In the limited time remaining Dr. Kleiman posed three questions to the panel. The first concerned what they would most like to do to expand their programs. Dr. Braun acknowledged the importance of establishing the kinds of contacts described by Mr. Snyder and following developments within the dental hygiene community. Dr. Hegelson said he would like to target a “value-based” purchasing concept in which the actual delivery of care to Medicaid-eligible patients taps into new resources, including doctors, nurses, mental health providers, schoolteachers, and Head Start teachers, to break down barriers to information and advice and help to create true “health homes”. He also urged reforms that eliminate state barriers. It makes no sense, especially with new resources like telehealth, to set policies and practices in each state that stop at the state line. CEO Nycz said his concern was along policy lines. He would like to see the Affordable Care Act fixed to include dental care for adults, a statement which provoked a reference to the earlier comment that there should be no age discrimination in Medicaid, nor mouth discrimination in Medicare.

Dr. Kleinman’s second question concerned the impact of the models and whether they had formed any networks with other programs. All agreed that measuring health outcomes was an important impact, although costly and time-consuming to measure. All were involved in a variety of networks. Dr. Hegelson was particularly pleased that Apple Tree was contributing 10,000 dental health records with diagnostic data to the ongoing Rochester Epidemiological Project.

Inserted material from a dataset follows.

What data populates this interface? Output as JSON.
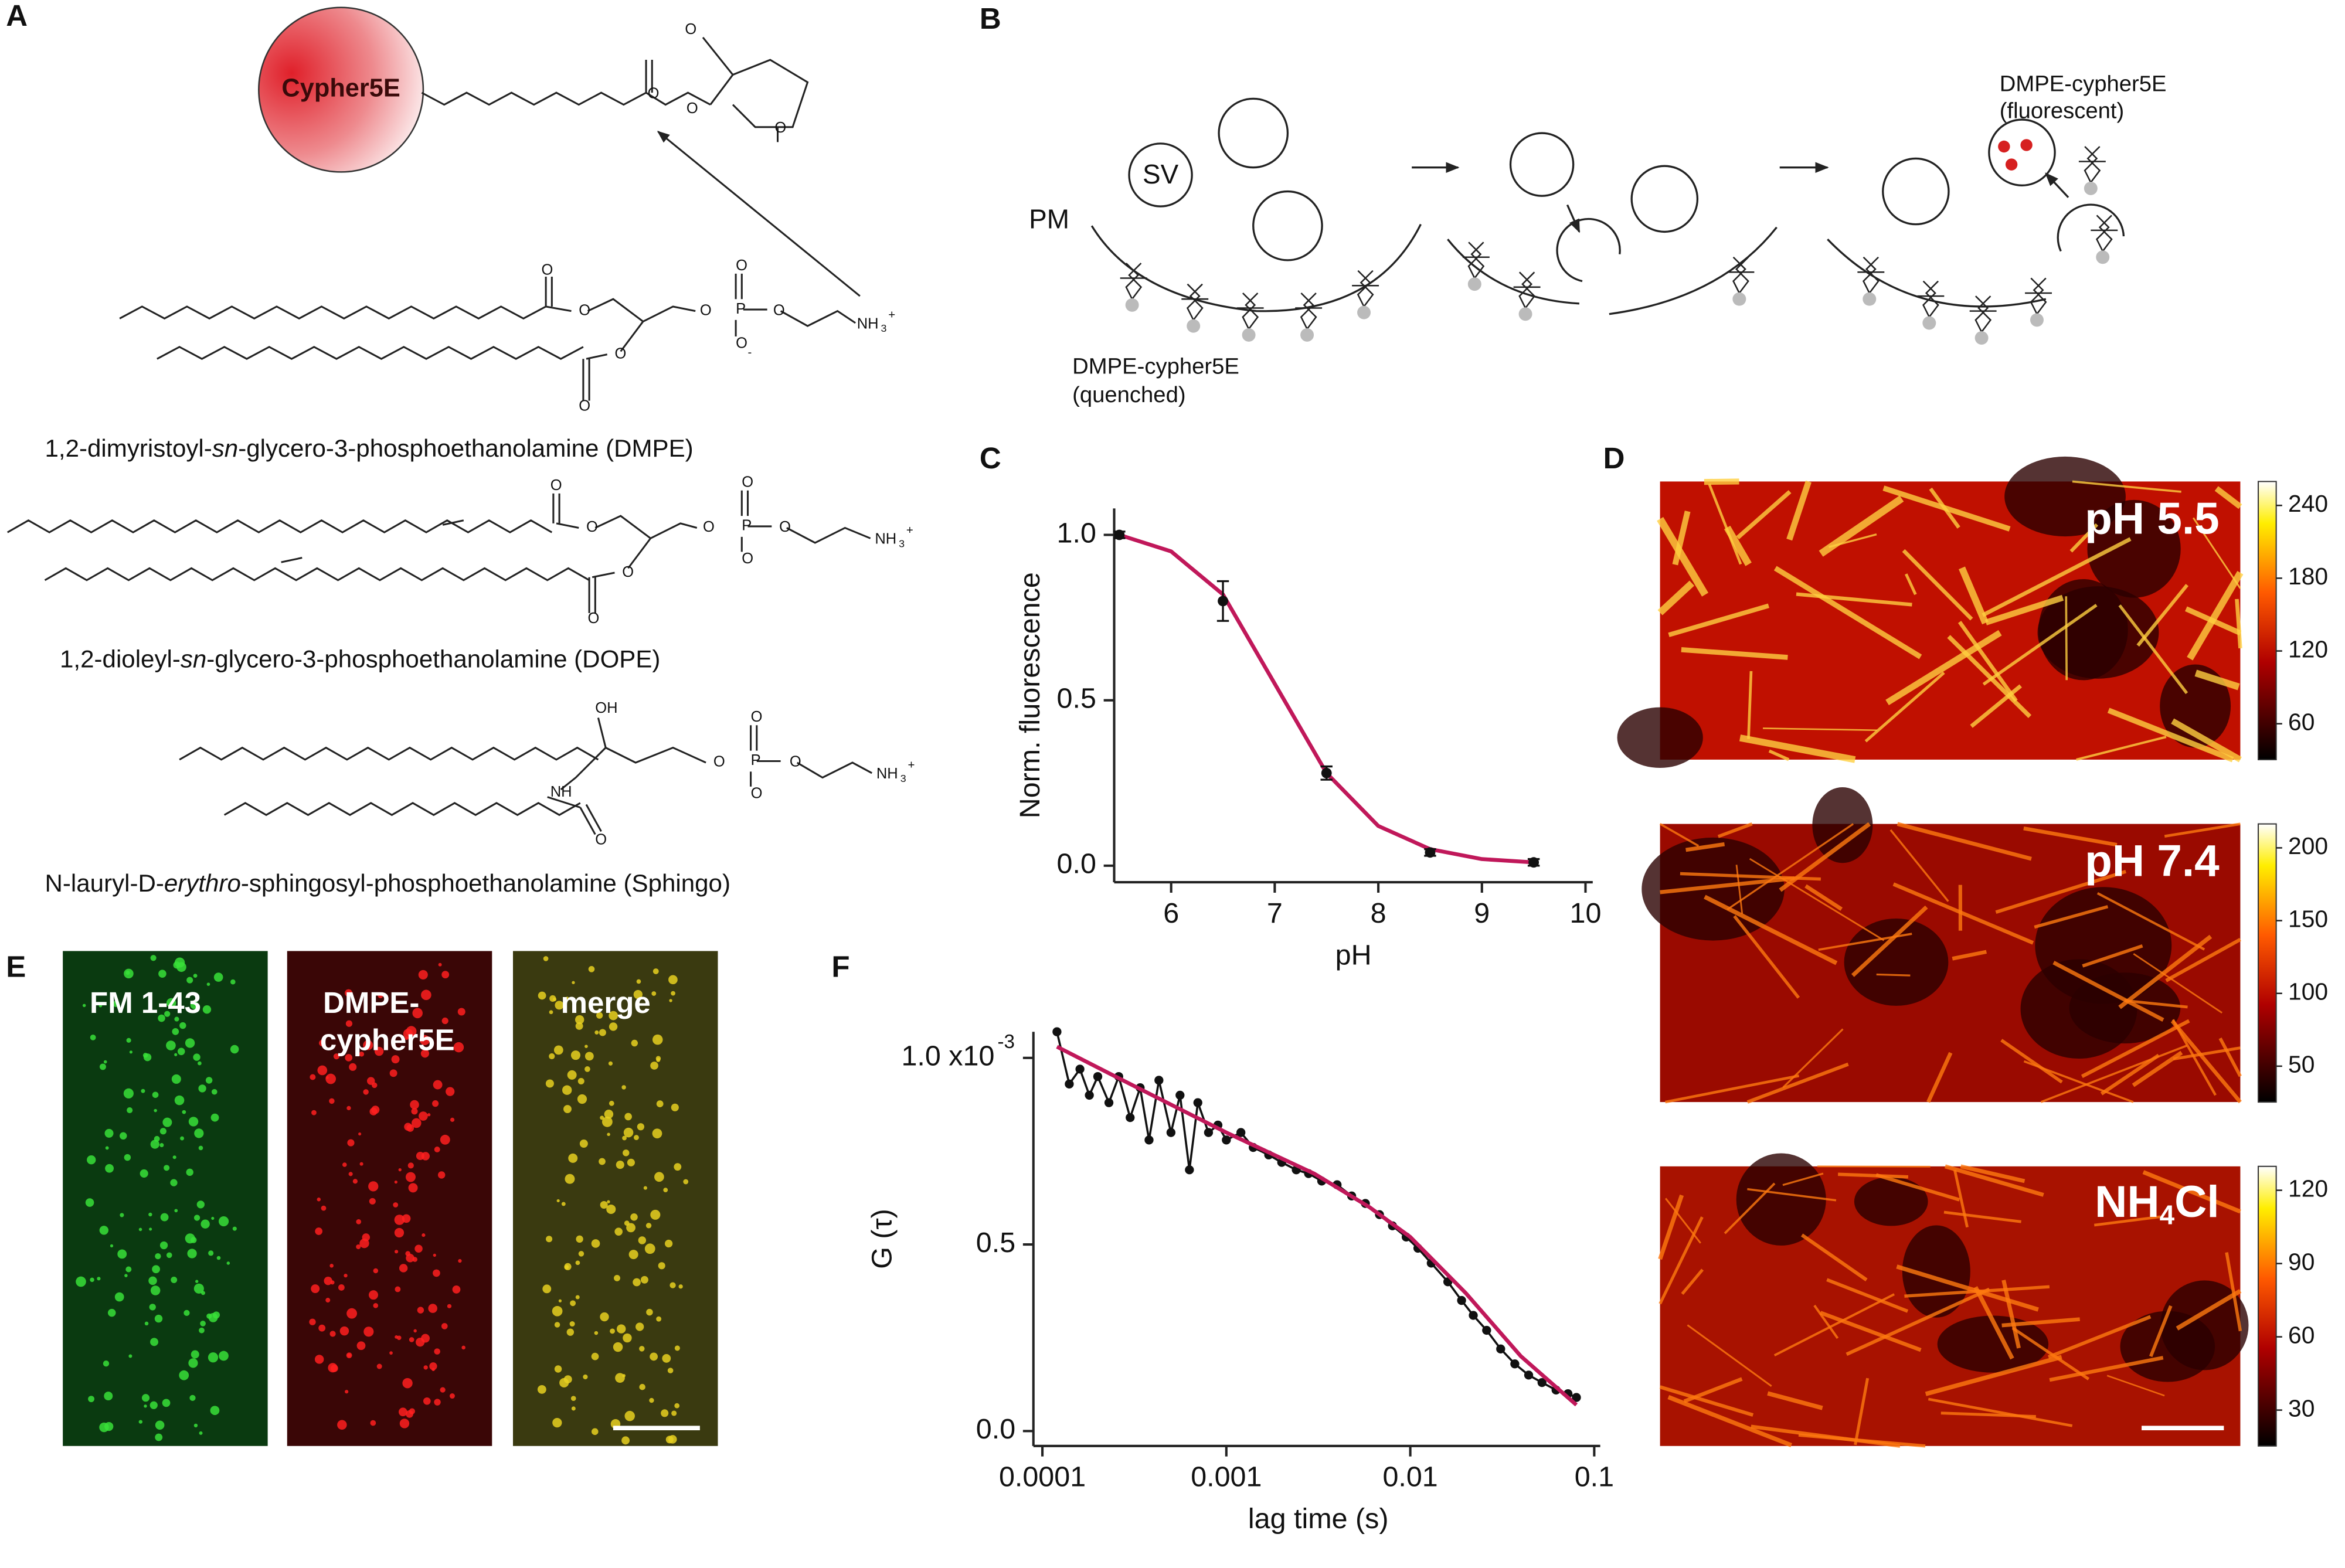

Dr. Kleinman’s last question asked each of the panelists to describe in a word or two what they would advise anyone who wanted to start a program like those described. Dr. Braun said. “Learn from our failures. No one size fts all.” Mr. Nycz said, “Call us.” Dr. Maxey said, “Understand the policy environment; what’s feasible and what response is needed to implement a program.” Mr. Snyder said, “Talk to your state folks.” And lastly, Dr. Hegelson said. “Collaborate. And think actively about public, private and not-for-profit resources. No one can do it alone.”